RPCV Congressman Chris Shays says he would support McCain Presidential Bid
Connecticut Rep. Chris Shays is throwing his support behind potential GOP presidential candidate Sen. John McCain. Shays said that he'll support the Arizona senator if McCain decides to seek the Republican presidential nomination. Shays, who represents southwestern Connecticut, was the only GOP representative in the state to keep his seat in the November election. McCain has formed an exploratory committee, but hasn't officially declared whether he'll run for the White House in 2008. Congressman Chris Shays served as a Peace Corps Volunteer in Fiji in the 1960's.
Senator John McCain says: We passed up an opportunity after September 11th
"We passed up an opportunity after September 11th. I think we should have said, we're going to double the size of the Peace Corps, triple the size of Americorps, we're going to set up volunteer organizations all over America to ensure our security. ... The country was united. We should have called them to serve, not just tell them to take a trip or go shopping"
John McCain's Call to Service
Echoing John F. Kennedy's famous lines, McCain urged voters to ask not what government could do for them but what they could do for their country. In town after small town in his victorious New Hampshire primary campaign in 2000, McCain preached the virtue -- and more than that, the satisfaction -- of committing to a cause larger than oneself: to the nation, to its system of values, to common ideals of honesty and decency.

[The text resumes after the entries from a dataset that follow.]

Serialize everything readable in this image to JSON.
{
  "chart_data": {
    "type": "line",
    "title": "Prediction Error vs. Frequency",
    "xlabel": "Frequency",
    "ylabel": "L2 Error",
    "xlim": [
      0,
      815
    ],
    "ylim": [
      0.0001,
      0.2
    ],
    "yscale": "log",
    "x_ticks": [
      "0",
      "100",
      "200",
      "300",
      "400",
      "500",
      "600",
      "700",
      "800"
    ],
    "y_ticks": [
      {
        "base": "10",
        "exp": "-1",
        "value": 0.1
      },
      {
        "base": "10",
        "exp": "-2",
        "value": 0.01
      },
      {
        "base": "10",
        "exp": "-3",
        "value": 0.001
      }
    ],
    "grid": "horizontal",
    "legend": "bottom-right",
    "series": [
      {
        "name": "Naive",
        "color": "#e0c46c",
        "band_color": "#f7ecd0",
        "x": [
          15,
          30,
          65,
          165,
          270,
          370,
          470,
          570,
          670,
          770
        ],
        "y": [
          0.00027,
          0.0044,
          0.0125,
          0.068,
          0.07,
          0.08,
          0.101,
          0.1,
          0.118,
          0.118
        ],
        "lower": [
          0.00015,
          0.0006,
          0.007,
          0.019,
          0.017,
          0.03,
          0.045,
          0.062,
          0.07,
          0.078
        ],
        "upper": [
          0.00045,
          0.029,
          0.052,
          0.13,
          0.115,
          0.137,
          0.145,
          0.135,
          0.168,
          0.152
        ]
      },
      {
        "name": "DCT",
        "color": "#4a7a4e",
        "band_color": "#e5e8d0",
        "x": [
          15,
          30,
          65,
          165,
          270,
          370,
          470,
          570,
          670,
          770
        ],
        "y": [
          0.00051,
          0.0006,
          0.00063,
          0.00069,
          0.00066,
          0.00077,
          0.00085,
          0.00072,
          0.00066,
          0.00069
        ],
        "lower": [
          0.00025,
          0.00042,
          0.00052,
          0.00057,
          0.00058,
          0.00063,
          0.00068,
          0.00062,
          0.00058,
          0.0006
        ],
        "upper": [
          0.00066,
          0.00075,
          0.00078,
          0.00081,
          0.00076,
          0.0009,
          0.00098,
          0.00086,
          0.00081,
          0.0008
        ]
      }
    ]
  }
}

The small-government right and the big-government left are equally exhausted. The only appealing political platform is good government. This is what McCainism is about. The senator has waged lonely battles not to make government bigger or smaller, but simply to make it better. Hence his campaign against corrupt campaign dollars. Hence the pigs on his Web site that link to a case-by-case denunciation of corrupt pork-barrel spending. Hence his fury at the Bush administration's mistreatment of foreign detainees, which undermines government by destroying its moral authority.
It's tempting to say that McCainism is hopeless: that the appeal to patriotic selflessness is futile in a narcissistic culture. But Americans' impatience with conventional politics is too obvious to ignore. More identify themselves as independent than as supporters of either main party. Millions flock to maverick reformers from Ross Perot to Jesse Ventura to Arnold Schwarzenegger, tiring of them once they've been around a while and become part of the system. Only 29 percent of Americans say they trust government, down from 40 percent in 2000. McCainism -- whether practiced by the senator or by some other charismatic campaigner -- will eventually have its moment.